Dullien staat niet alleen met dat standpunt. Vorige week ondertekenden meer dan 200 economen wereldwijd een pleidooi voor een gemeenschappelijk Europees schuldinstrument. Volgens Guido Tabellini is dat de beste optie. “De economische impact zal zich laten voelen tot er een vaccin is. Dat kan nog achttien maanden duren. Sommigen verwachten een economische krimp van meer dan 10 procent in bepaalde landen. Een gezamenlijke obligatie is institutioneel én politiek het beste instrument om zo’n klap op te vangen.”
Oude twistpunten
Maar een gezamenlijke obligatie haalt de oude twistpunten in de muntunie weer naar boven. De noordelijke lidstaten willen via zo’n gezamenlijke schuld niet borg staan voor de risico’s van de zuidelijke landen. “Uiteraard hebben Duitsland en Nederland dubbel en dik gelijk als ze zich tegen euro-obligaties verzetten”, zegt Van Overtveldt. “Iedere Franse minister van Financiën hoor ik al vijfentwintig jaar zeggen: ‘Over het Franse begrotingsbeleid wordt beslist in Parijs, en niet in Brussel.’ Oké, maar dan komen er ook geen euro-obligaties. Punt aan de lijn. Zolang je niet bereid bent soevereiniteit af te staan, moet je ook niet praten over een gezamenlijke Europese schulduitgifte”, aldus de N-VA-politicus, die ook geen heil ziet in een eenmalige coronaobligatie om de kosten van deze crisis te lenigen. “Eenmalige initiatieven, zeker als het gaat om Europese financiering, worden meteen blijvers.”
Zolang je niet bereid bent soevereiniteit af te staan, moet je ook niet praten over een gezamenlijke Europese schulduitgifte.
Een spijtige reactie, volgens Karel Lannoo. “Lidstaten beseffen niet dat ze samen sterker staan met zo’n instrument dan apart.
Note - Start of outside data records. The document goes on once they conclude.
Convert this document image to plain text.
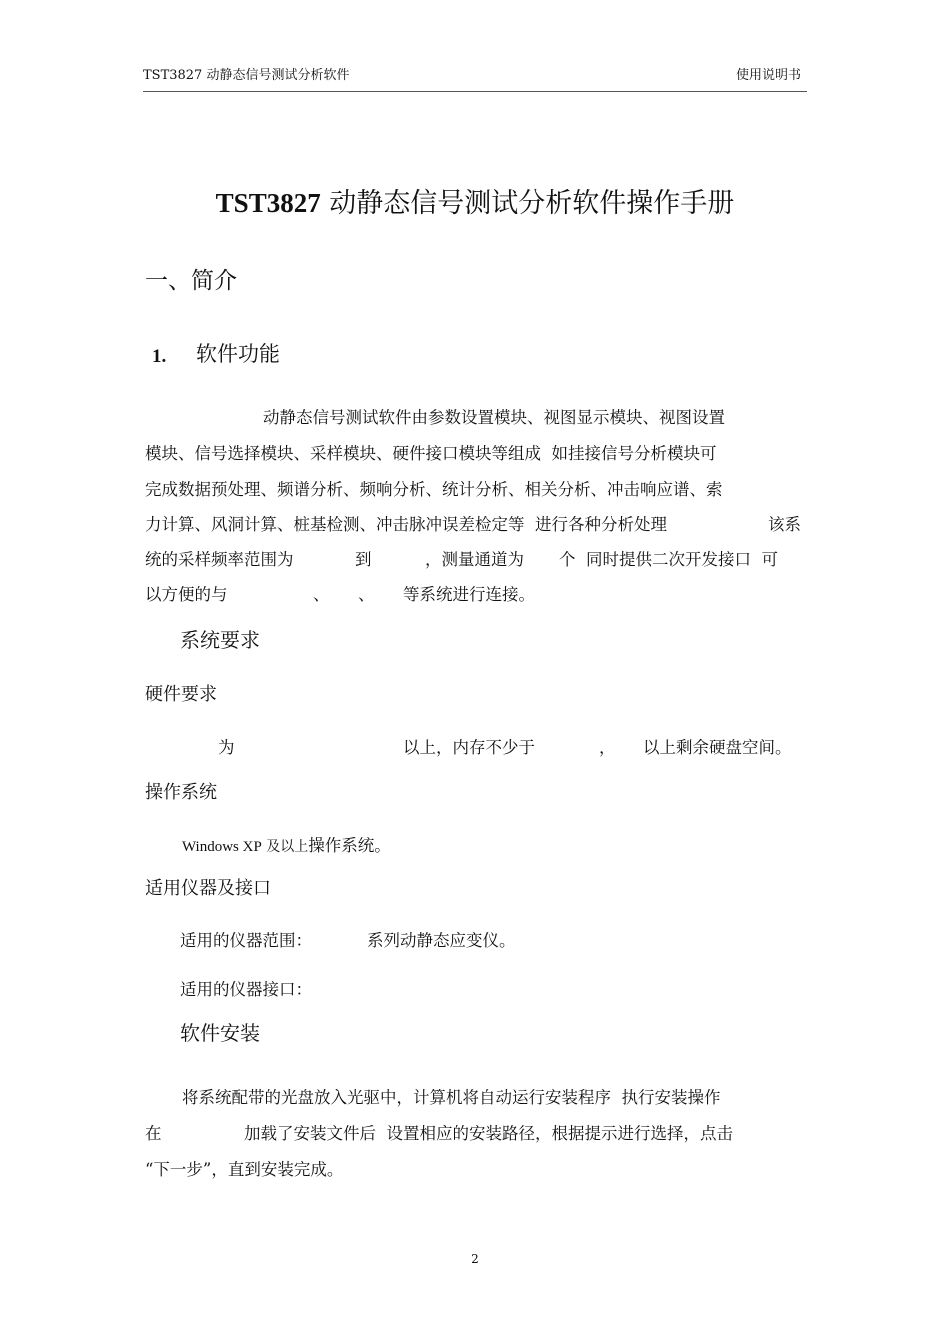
TST3827 动静态信号测试分析软件	使用说明书
TST3827 动静态信号测试分析软件操作手册
一、简介
1. 软件功能
动静态信号测试软件由参数设置模块、视图显示模块、视图设置
模块、信号选择模块、采样模块、硬件接口模块等组成  如挂接信号分析模块可
完成数据预处理、频谱分析、频响分析、统计分析、相关分析、冲击响应谱、索
力计算、风洞计算、桩基检测、冲击脉冲误差检定等  进行各种分析处理	该系
统的采样频率范围为	到	，测量通道为 个  同时提供二次开发接口  可
以方便的与	、 、 等系统进行连接。
系统要求
硬件要求
为	以上，内存不少于	， 以上剩余硬盘空间。
操作系统
Windows XP 及以上操作系统。
适用仪器及接口
适用的仪器范围：	系列动静态应变仪。
适用的仪器接口：
软件安装
将系统配带的光盘放入光驱中，计算机将自动运行安装程序  执行安装操作
在	加载了安装文件后  设置相应的安装路径，根据提示进行选择，点击
“下一步”，直到安装完成。
2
Zelfs Duitsland. Het geeft hen op de financiële markten meer macht over interestvoeten waartegen ze moeten lenen en over de liquiditeit van hun schulden.” Bovendien staat de eurozone er als geheel volgens Lannoo financieel beter voor dan de Verenigde Staten of Japan. Die laatste twee hebben een schuldgraad van respectievelijk meer dan 100 en 200 procent, de eurozone slechts van 90 procent. Lannoo: “De eurozone heeft de financieringscapaciteit om de kosten van deze schok op te vangen.”
Dit artikel is een samenwerking tussen Trends en het pan-Europese journalistencollectief Investigate-Europe.